Transforming growth factor‐β 1 (TGF‐β 1 ) enhanced cell proliferation in a concentration‐dependent manner in a human endometrial cancer cell line, IK‐90. Scatchard analysis of TGF‐β 1 receptor in IK‐90 cells, using 125 I‐TGF‐β 1 as a ligand, revealed the presence of a class of high‐affinity TGF‐β 1 receptors (2,000 sites per cell, K D = 74pM).
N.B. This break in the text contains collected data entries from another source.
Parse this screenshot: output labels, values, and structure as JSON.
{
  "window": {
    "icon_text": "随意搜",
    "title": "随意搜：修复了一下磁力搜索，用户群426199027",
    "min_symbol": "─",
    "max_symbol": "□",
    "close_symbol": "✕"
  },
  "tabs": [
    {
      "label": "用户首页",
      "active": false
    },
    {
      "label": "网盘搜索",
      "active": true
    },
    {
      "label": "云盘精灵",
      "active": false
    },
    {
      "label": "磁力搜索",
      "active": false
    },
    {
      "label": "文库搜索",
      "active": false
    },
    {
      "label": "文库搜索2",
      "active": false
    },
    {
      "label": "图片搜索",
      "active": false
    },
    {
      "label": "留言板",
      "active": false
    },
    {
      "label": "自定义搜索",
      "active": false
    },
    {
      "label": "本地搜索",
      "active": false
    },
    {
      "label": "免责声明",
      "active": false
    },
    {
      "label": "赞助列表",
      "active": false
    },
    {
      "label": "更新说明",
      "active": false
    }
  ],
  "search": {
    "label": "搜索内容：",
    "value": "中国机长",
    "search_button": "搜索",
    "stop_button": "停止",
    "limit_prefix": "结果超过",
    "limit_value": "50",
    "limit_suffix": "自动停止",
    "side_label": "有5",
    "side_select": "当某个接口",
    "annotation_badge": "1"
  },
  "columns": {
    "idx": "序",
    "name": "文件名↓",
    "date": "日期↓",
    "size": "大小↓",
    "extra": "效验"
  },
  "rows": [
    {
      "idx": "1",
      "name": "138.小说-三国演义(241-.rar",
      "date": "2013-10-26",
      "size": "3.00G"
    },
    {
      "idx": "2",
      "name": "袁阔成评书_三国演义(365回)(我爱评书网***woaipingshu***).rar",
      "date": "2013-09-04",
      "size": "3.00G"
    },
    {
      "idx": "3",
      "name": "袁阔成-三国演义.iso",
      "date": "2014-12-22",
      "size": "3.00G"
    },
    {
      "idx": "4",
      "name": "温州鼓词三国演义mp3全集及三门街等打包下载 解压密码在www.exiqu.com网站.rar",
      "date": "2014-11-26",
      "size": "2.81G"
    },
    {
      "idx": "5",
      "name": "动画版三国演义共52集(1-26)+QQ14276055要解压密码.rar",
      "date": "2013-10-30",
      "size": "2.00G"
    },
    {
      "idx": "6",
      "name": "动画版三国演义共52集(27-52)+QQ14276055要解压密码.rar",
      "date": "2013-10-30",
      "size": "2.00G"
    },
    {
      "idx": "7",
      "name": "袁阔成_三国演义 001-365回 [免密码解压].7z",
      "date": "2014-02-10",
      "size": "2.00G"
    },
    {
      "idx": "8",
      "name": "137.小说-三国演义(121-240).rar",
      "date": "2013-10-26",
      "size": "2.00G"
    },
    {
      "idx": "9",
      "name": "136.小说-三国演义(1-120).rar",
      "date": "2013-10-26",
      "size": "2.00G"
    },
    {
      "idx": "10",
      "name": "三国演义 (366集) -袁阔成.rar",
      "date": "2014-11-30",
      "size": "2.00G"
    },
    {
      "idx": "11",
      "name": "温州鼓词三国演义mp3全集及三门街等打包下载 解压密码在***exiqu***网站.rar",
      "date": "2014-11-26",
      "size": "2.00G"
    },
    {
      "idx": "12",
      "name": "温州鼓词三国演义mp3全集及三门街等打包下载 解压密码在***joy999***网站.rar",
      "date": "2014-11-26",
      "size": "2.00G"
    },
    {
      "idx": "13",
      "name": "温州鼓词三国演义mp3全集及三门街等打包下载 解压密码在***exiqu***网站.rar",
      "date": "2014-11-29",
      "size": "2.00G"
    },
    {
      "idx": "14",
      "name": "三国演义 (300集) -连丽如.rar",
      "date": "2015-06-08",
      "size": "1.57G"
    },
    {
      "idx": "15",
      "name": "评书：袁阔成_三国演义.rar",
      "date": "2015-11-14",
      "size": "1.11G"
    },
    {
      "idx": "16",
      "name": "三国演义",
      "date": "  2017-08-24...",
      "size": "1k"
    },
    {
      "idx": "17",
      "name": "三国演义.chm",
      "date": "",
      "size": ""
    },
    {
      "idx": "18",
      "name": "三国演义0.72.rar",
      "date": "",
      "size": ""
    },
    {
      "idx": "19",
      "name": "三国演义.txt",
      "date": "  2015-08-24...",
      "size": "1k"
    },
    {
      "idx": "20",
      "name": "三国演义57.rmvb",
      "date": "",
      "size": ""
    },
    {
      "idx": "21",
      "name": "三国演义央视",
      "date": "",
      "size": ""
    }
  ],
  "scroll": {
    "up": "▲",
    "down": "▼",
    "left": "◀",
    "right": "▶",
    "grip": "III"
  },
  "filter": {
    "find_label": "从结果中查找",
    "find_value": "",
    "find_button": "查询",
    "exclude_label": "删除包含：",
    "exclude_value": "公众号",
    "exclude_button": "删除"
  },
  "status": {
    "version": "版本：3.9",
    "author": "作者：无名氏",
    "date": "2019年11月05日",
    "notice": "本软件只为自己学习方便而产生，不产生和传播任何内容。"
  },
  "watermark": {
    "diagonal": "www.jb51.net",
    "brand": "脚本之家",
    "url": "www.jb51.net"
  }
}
Moreover, IK‐90 cells produced and secreted TGF‐β 1 : TGF‐β 1 messenger RNA was detected at 2.5 and 4.0 kb by Northern‐blot analysis using 32 P‐labeled TGF‐β 1 cDNA as a probe, and TGF‐β 1 activity in conditioned medium by the inhibition of 3 H‐thymidine uptake into CCI 64 mink lung epithelial cells. We investigated the regulation of TGF‐β 1 receptor by 4 kinds of growth factor: epidermal growth factor (EGF) but not TGF‐β 1 insulin or insulin‐like growth factor‐I increased the level of TGF‐β 1 binding sites in a concentration‐ and time‐dependent manner. These findings suggest that TGF‐β 1 may be a potential autocrine growth factor in a human endometrial cancer cell line IK‐90 and that this autocrine mechanism may be affected by EGF.